Some examples (language is german):
Herzog (August 2012), Einkommensteuerskriptum Band 1, S 8
Achatz/Bieber in Achatz/Kirchmayr, Körperschaftsteuergesetz (2011)
Heinrich in Quantschnigg/Renner/Schellmann/Stöger, Die Körperschaftsteuer (2013) § 7 Rz 32
Raab/Renner in Quantschnigg/Renner/Schellmann/Stöger/Vock, Die Körperschaftsteuer, 24. Lfg., § 8 Tz 292,293
Quantschnigg/Renner/Schellmann/Stöger/Vock (Hrsg), KStG23 (2013) § 13 Rz 67
So it mostly starts out with author names and the Title of the publication but then it becomes pretty diverse. It might not look as bad in the examples but I could give a bunch more that again look differently.
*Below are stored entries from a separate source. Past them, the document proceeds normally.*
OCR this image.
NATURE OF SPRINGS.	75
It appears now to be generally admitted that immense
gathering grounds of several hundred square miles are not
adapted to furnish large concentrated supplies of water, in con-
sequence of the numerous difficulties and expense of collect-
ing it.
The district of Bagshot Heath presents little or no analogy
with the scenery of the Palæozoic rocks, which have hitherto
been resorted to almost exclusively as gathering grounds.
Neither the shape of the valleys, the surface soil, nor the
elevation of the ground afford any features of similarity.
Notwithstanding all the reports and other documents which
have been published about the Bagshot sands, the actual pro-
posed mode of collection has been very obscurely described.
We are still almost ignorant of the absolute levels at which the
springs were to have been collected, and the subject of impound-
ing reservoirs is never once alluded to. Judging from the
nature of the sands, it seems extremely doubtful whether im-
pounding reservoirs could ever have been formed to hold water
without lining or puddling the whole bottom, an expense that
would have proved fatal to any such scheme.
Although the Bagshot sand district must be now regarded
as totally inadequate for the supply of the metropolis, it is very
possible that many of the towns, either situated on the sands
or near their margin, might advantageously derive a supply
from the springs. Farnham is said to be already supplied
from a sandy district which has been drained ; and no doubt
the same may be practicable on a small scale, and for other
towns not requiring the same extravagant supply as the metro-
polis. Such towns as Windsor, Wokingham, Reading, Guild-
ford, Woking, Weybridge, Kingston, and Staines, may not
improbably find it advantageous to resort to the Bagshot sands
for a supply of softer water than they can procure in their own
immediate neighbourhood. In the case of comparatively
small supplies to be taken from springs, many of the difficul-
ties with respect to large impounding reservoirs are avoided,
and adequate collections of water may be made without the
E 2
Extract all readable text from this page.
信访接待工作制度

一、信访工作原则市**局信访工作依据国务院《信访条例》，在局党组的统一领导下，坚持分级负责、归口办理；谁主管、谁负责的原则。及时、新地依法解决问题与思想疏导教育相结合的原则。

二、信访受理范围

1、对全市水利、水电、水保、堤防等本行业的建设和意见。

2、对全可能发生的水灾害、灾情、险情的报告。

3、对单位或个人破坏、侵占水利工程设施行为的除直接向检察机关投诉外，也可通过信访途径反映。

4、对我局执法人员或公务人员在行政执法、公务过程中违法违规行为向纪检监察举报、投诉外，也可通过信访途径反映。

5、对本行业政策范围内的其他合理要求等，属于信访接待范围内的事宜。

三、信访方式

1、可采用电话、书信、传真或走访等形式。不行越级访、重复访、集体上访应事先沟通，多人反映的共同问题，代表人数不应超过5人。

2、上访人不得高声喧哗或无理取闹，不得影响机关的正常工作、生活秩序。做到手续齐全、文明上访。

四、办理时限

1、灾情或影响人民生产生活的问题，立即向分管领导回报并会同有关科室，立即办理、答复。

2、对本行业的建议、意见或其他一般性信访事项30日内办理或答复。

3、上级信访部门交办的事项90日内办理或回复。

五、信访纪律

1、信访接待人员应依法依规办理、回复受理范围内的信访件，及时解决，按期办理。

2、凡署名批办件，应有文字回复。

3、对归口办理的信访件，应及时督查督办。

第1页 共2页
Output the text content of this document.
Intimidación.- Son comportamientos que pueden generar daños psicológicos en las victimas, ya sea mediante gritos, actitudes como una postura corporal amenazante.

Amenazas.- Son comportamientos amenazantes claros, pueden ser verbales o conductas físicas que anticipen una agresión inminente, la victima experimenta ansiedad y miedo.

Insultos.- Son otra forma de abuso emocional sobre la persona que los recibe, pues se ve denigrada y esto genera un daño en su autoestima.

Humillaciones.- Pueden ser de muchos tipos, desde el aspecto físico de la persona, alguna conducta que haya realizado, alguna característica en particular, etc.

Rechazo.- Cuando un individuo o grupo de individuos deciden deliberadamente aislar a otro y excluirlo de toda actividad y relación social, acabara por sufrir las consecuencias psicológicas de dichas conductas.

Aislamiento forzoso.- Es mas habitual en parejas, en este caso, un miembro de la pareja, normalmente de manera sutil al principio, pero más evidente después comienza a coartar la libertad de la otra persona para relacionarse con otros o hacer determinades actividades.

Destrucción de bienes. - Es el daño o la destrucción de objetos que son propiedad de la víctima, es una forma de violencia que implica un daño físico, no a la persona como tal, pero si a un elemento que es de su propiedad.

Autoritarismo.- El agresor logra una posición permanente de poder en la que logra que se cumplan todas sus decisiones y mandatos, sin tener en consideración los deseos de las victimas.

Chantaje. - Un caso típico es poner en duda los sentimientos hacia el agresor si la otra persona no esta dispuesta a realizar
So I thought this might be a task for machine learning. However having very little experience in that field i find it hard to find the right technique.
I found POS tagging but that doesn't seem to be the way to go here. I also stumbled upton CRF but there is little material on it that would get a beginner like myself started.
I've done some classification and regression in sklearn but that's about it.
Could anyone point me in the right direction ?